Howard Hamilton Mackey Sr. | |
---|---|
Born | |
Died | August 20, 1987
Washington, D.C., U.S. | (aged 85)
Education | University of Pennsylvania |
Occupation(s) | Architect, painter, printmaker, educator, academic administrator |
Years active | 1924–1973 |
Known for | Tropical housing architecture |
Movement | Tropical Modernism |
Spouse | Matilda Eleanor Kendricks |
Children | 1 |
Awards | Whitney Young Award (1983) |
Howard Hamilton Mackey Sr., FAIA (1901–1987), was an American architect, painter, educator, and academic administrator. [1] [2] For 50 years he worked at Howard University, from 1924 until 1973; including serving as the department head, and associate dean. [3]
Howard Hamilton Mackey was born on November 25, 1901, in Philadelphia, Pennsylvania, to Black parents Anna Willis and Henry Bardon Mackey. [1] [2] His father was a butler for a White family and his mother was a domestic worker. [1] From 1916 to 1920, Mackey attended South Philadelphia High School. [1] The summer after high school graduation, he worked as a junior draftsman for architect William Augustus Hazel. [1]
Mackey received a bachelor of architecture in 1924 from the University of Pennsylvania's School of Architecture. [1] [4] In 1936, he took a teaching sabbatical to work on a master's degree at University of Pennsylvania. [2]
He worked at Howard University for 50 years, from 1924 until 1973; as a faculty member (1924–); department head (1929–); and later an associate dean of the School of Architecture and Engineering (1937–). [3] When Mackey joined Howard University in 1924, there were only two other full time instructors in the architecture department at the time, Hilyard Robert Robinson and Albert Irvin Cassell. [1] Under Mackey's leadership, Howard University became the first HBCU to have an accredited architecture program. [1]
From 1954 to 1957, Mackey took a sabbatical from Howard University in order to teach at the University of Maryland's Civil Engineering Department. [1] During his time at the University of Maryland, he received a contract from the U.S. Department of State to develop housing plans in Suriname and British Guiana (now known as Guyana) for the Foreign Operations Administration. [1] [5] [4] [6] He also was a U.S. delegate to a Pan-American housing conference in Bogotá, Colombia. [3] Because of these experiences abroad, Mackey became known for his tropical housing architectural designs. [3]
He was a member of the College of Fellows of the AIA starting in 1962, and was awarded the Whitney Young Award in 1983. [7] [3] He was the second African-American to be elected to the College of Fellows of the AIA, after Paul R. Williams. [8] Mackey was a chairman of the D.C. Board of Zoning Adjustments, a member of the D.C. Board of Architectural Examiners, and he served on the National Capital Planning Commission's committee on Landmarks of the Nation's Capital. [3] Additionally, Mackey was a painter and exhibited his artwork at the Art Institute of Chicago, the Howard University Gallery of Art, and the Corcoran Gallery of Art. [2]

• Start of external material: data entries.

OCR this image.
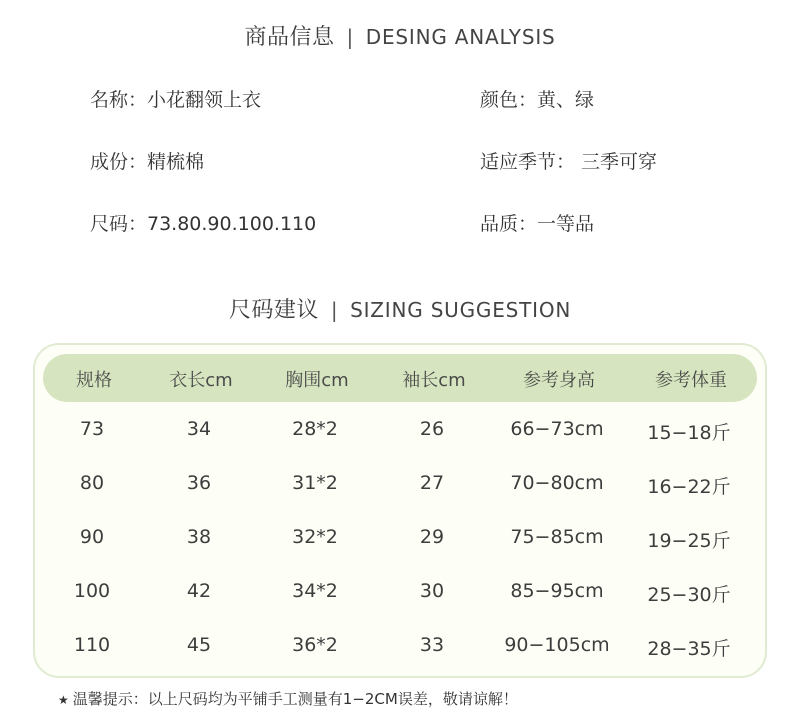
商品信息 | DESING ANALYSIS
名称：小花翻领上衣	颜色：黄、绿
成份：精梳棉	适应季节： 三季可穿
尺码：73.80.90.100.110	品质：一等品
尺码建议 | SIZING SUGGESTION
规格	衣长cm	胸围cm	袖长cm	参考身高	参考体重
73	34	28*2	26	66−73cm 15−18斤
80	36	31*2	27	70−80cm 16−22斤
90	38	32*2	29	75−85cm 19−25斤
100	42	34*2	30	85−95cm 25−30斤
110	45	36*2	33	90−105cm 28−35斤
★ 温馨提示：以上尺码均为平铺手工测量有1−2CM误差，敬请谅解！
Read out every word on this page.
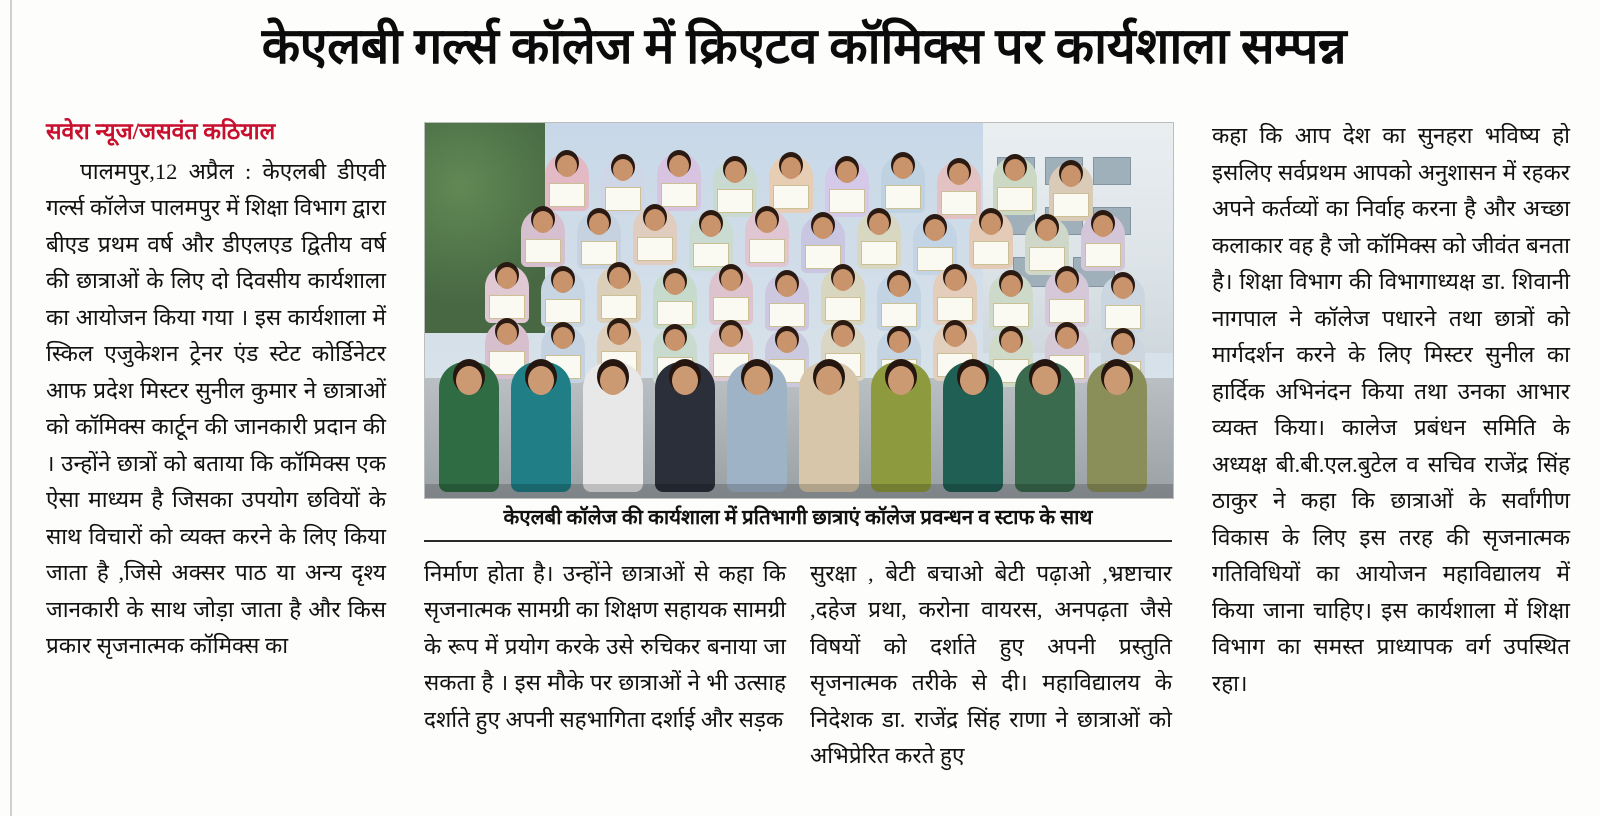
केएलबी गर्ल्स कॉलेज में क्रिएटव कॉमिक्स पर कार्यशाला सम्पन्न
सवेरा न्यूज/जसवंत कठियाल

पालमपुर,12 अप्रैल : केएलबी डीएवी गर्ल्स कॉलेज पालमपुर में शिक्षा विभाग द्वारा बीएड प्रथम वर्ष और डीएलएड द्वितीय वर्ष की छात्राओं के लिए दो दिवसीय कार्यशाला का आयोजन किया गया । इस कार्यशाला में स्किल एजुकेशन ट्रेनर एंड स्टेट कोर्डिनेटर आफ प्रदेश मिस्टर सुनील कुमार ने छात्राओं को कॉमिक्स कार्टून की जानकारी प्रदान की । उन्होंने छात्रों को बताया कि कॉमिक्स एक ऐसा माध्यम है जिसका उपयोग छवियों के साथ विचारों को व्यक्त करने के लिए किया जाता है ,जिसे अक्सर पाठ या अन्य दृश्य जानकारी के साथ जोड़ा जाता है और किस प्रकार सृजनात्मक कॉमिक्स का

कहा कि आप देश का सुनहरा भविष्य हो इसलिए सर्वप्रथम आपको अनुशासन में रहकर अपने कर्तव्यों का निर्वाह करना है और अच्छा कलाकार वह है जो कॉमिक्स को जीवंत बनता है। शिक्षा विभाग की विभागाध्यक्ष डा. शिवानी नागपाल ने कॉलेज पधारने तथा छात्रों को मार्गदर्शन करने के लिए मिस्टर सुनील का हार्दिक अभिनंदन किया तथा उनका आभार व्यक्त किया। कालेज प्रबंधन समिति के अध्यक्ष बी.बी.एल.बुटेल व सचिव राजेंद्र सिंह ठाकुर ने कहा कि छात्राओं के सर्वांगीण विकास के लिए इस तरह की सृजनात्मक गतिविधियों का आयोजन महाविद्यालय में किया जाना चाहिए। इस कार्यशाला में शिक्षा विभाग का समस्त प्राध्यापक वर्ग उपस्थित रहा।

केएलबी कॉलेज की कार्यशाला में प्रतिभागी छात्राएं कॉलेज प्रवन्धन व स्टाफ के साथ

निर्माण होता है। उन्होंने छात्राओं से कहा कि सृजनात्मक सामग्री का शिक्षण सहायक सामग्री के रूप में प्रयोग करके उसे रुचिकर बनाया जा सकता है । इस मौके पर छात्राओं ने भी उत्साह दर्शाते हुए अपनी सहभागिता दर्शाई और सड़क

सुरक्षा , बेटी बचाओ बेटी पढ़ाओ ,भ्रष्टाचार ,दहेज प्रथा, करोना वायरस, अनपढ़ता जैसे विषयों को दर्शाते हुए अपनी प्रस्तुति सृजनात्मक तरीके से दी। महाविद्यालय के निदेशक डा. राजेंद्र सिंह राणा ने छात्राओं को अभिप्रेरित करते हुए
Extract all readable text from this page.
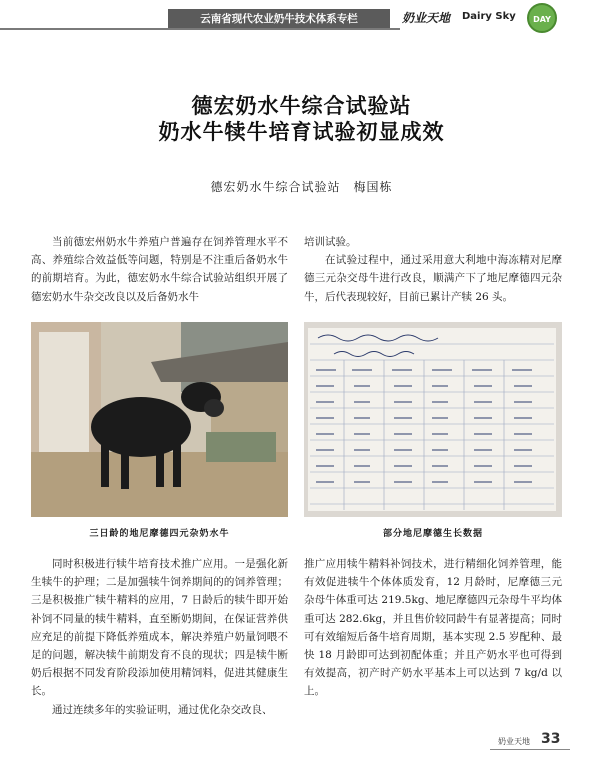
云南省现代农业奶牛技术体系专栏	奶业天地 Dairy Sky	DAY
德宏奶水牛综合试验站
奶水牛犊牛培育试验初显成效
德宏奶水牛综合试验站　梅国栋

当前德宏州奶水牛养殖户普遍存在饲养管理水平不高、养殖综合效益低等问题，特别是不注重后备奶水牛的前期培育。为此，德宏奶水牛综合试验站组织开展了德宏奶水牛杂交改良以及后备奶水牛

培训试验。

在试验过程中，通过采用意大利地中海冻精对尼摩德三元杂交母牛进行改良，顺满产下了地尼摩德四元杂牛，后代表现较好，目前已累计产犊 26 头。

三日龄的地尼摩德四元杂奶水牛	部分地尼摩德生长数据

同时积极进行犊牛培育技术推广应用。一是强化新生犊牛的护理；二是加强犊牛饲养期间的的饲养管理；三是积极推广犊牛精料的应用，7 日龄后的犊牛即开始补饲不同量的犊牛精料，直至断奶期间，在保证营养供应充足的前提下降低养殖成本，解决养殖户奶量饲喂不足的问题，解决犊牛前期发育不良的现状；四是犊牛断奶后根据不同发育阶段添加使用精饲料，促进其健康生长。

通过连续多年的实验证明，通过优化杂交改良、

推广应用犊牛精料补饲技术，进行精细化饲养管理，能有效促进犊牛个体体质发育，12 月龄时，尼摩德三元杂母牛体重可达 219.5kg、地尼摩德四元杂母牛平均体重可达 282.6kg，并且售价较同龄牛有显著提高；同时可有效缩短后备牛培育周期，基本实现 2.5 岁配种、最快 18 月龄即可达到初配体重；并且产奶水平也可得到有效提高，初产时产奶水平基本上可以达到 7 kg/d 以上。

奶业天地 33
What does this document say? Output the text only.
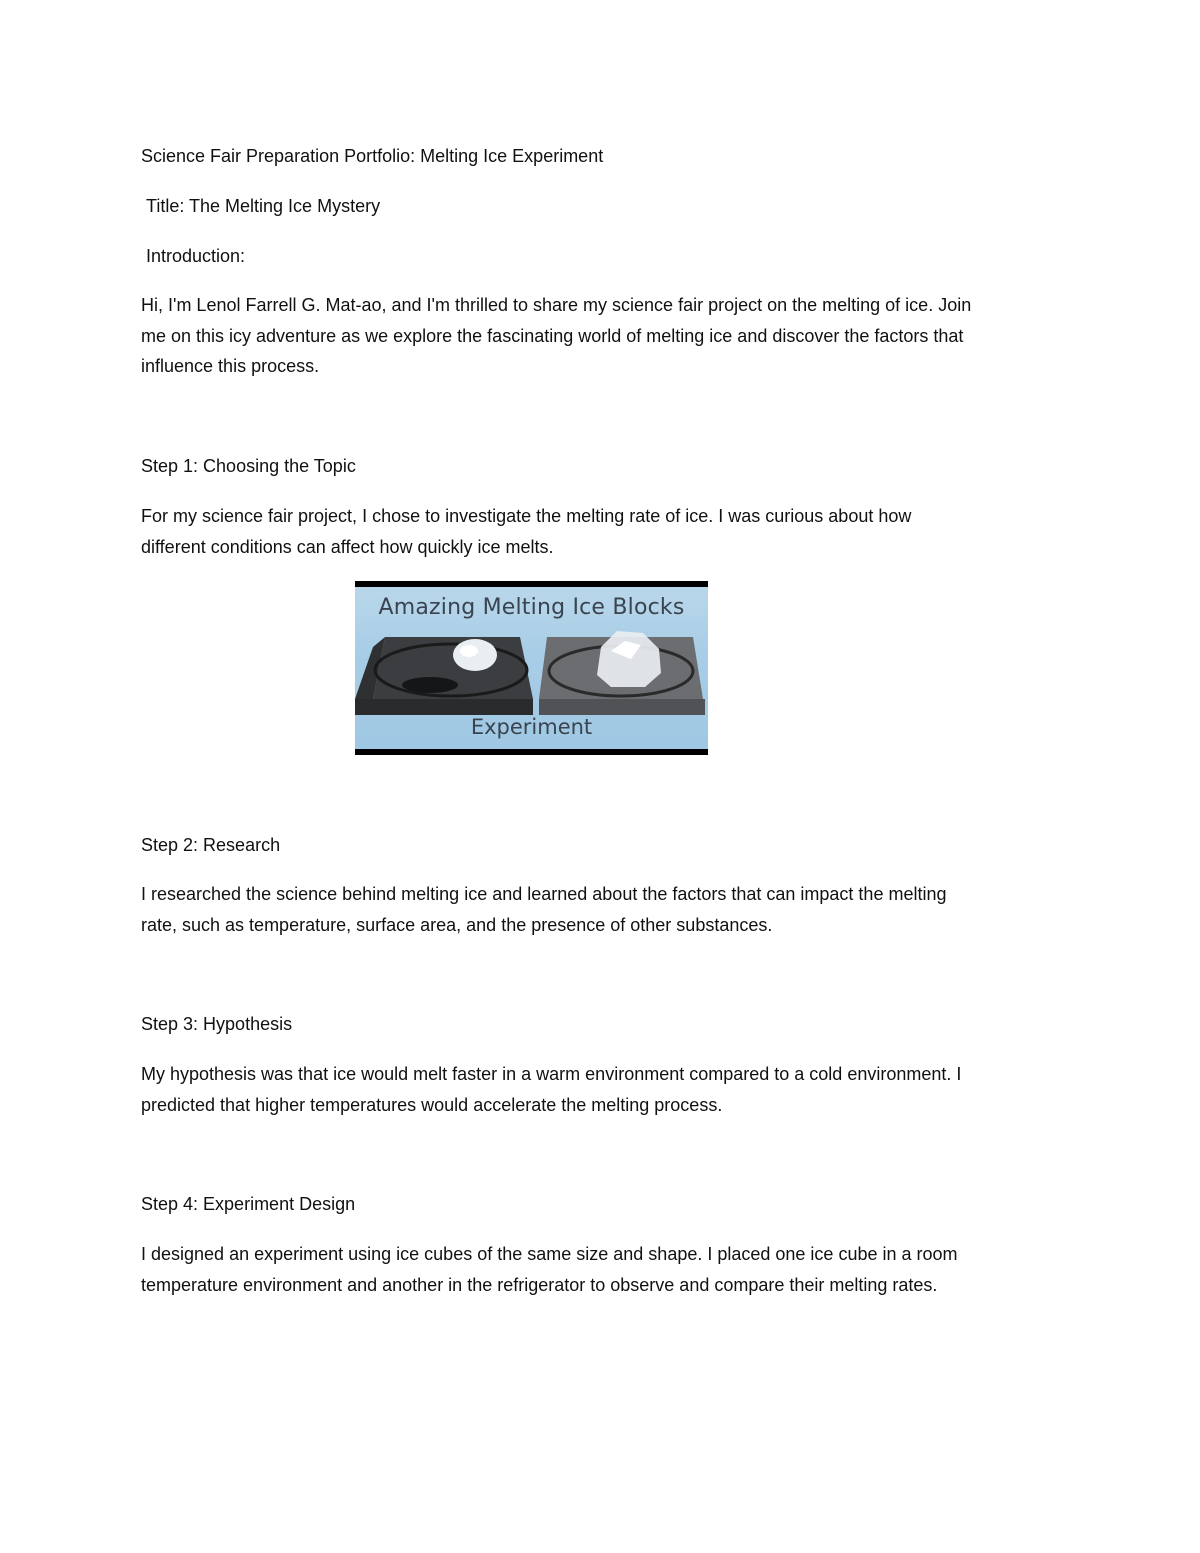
Science Fair Preparation Portfolio: Melting Ice Experiment
Title: The Melting Ice Mystery
Introduction:
Hi, I'm Lenol Farrell G. Mat-ao, and I'm thrilled to share my science fair project on the melting of ice. Join
me on this icy adventure as we explore the fascinating world of melting ice and discover the factors that
influence this process.
Step 1: Choosing the Topic
For my science fair project, I chose to investigate the melting rate of ice. I was curious about how
different conditions can affect how quickly ice melts.
Amazing Melting Ice Blocks
Experiment
Step 2: Research
I researched the science behind melting ice and learned about the factors that can impact the melting
rate, such as temperature, surface area, and the presence of other substances.
Step 3: Hypothesis
My hypothesis was that ice would melt faster in a warm environment compared to a cold environment. I
predicted that higher temperatures would accelerate the melting process.
Step 4: Experiment Design
I designed an experiment using ice cubes of the same size and shape. I placed one ice cube in a room
temperature environment and another in the refrigerator to observe and compare their melting rates.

In 1925, he married Matilda Eleanor Kendricks, and together they had one son. [1] His son, Howard Jr. also worked as an architect. [1] Mackey died on August 20, 1987, in the hospital in Washington, D.C., from pneumonia, a complication from Parkinson's disease. [1]
Mackey's profile was included in the biographical dictionary African American Architects: A Biographical Dictionary, 1865–1945 (2004).